The military unimportant fortress was buit according to plans, and in a similarly predictable fashion fell into abandonment relatively soon, along with the few sad huts surrounding it. The castle however kept passing from a Visconti generation to the next, until in the early Twentieth century Giuseppe Visconti di Modrone, now the owner, decided to put the building to some use. Taking inspiration from the architectural fad of Renaissance Neo-Gothic style – which basically meant creating faux-Medieval buildings that looked like fairytale places instead of actual ancient buildings – he renovated the castle and ordered a whole village to be built next to it.
The castle was to become his actual private home, while the village was conceived a sort of Renaissance theme park for tourists to visit. The idea was well received by everyone, and the newly christened burg of Grazzano Visconti has been a classic destination for family outings ever since. The village is quite small but very well kept.

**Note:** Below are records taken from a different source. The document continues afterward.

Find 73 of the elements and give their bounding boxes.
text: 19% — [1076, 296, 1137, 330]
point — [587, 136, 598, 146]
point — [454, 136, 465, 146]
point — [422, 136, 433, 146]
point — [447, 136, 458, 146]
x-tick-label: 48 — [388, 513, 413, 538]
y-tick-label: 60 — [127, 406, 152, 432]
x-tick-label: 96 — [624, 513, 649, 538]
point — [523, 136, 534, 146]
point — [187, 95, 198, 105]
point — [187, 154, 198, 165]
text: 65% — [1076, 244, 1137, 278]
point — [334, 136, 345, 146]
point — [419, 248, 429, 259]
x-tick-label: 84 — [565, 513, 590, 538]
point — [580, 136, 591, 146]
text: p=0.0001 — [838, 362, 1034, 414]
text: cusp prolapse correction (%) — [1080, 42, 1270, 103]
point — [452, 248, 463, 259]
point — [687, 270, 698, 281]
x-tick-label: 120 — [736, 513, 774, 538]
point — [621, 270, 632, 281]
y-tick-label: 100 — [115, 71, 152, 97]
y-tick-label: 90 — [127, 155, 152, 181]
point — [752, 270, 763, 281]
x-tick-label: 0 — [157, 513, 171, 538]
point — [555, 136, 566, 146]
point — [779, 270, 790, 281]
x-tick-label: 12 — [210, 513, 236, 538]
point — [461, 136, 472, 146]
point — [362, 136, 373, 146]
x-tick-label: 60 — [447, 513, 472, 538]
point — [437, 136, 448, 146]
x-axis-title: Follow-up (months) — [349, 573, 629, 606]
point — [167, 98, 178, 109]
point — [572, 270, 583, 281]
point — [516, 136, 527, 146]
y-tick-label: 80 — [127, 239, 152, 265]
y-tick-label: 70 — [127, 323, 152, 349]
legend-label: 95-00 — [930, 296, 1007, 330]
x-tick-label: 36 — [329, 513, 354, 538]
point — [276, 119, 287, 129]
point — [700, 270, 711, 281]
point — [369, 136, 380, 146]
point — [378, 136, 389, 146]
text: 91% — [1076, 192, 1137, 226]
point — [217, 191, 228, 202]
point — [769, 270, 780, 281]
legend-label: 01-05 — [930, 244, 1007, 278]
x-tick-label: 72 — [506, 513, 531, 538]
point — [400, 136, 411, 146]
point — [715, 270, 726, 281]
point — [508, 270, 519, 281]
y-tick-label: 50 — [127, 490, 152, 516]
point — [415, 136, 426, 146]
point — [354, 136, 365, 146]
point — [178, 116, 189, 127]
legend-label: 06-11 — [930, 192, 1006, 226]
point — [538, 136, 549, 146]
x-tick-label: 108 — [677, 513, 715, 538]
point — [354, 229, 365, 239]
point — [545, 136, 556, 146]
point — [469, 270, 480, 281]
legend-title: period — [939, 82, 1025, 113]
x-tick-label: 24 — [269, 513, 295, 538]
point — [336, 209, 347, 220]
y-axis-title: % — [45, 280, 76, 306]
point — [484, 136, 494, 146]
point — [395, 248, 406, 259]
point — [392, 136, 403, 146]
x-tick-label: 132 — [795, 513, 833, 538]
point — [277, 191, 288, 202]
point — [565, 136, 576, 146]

It can only be accessed on foot, which greatly contributes to its out-of-time atmosphere. The buildings are largely restaurants, shops selling artisanal crafts (wrought iron in particular), art galleries and a small museum dedicated to historical farming. Walking the winding streets is however very pleasant thanks to the beautiful architecture and scenic views.
Also magical – even supernatural – is the ghost of castle, called Aloisa. According to legend she was a small and rotund woman whose spirit still walks the streets of Grazzano Visconti by night, attacking the few guests who rented a private home to stay during closing time. The only way to placate the ghost is supposed to be hanging some of your jewelry on her stone statue in the main square. And yes, the place is as fun as it is tacky. But Giuseppe Visconti had a saying about this, written (backwards) on the official burg standard: “brush it off and keep your head up”. So far it looks like it worked.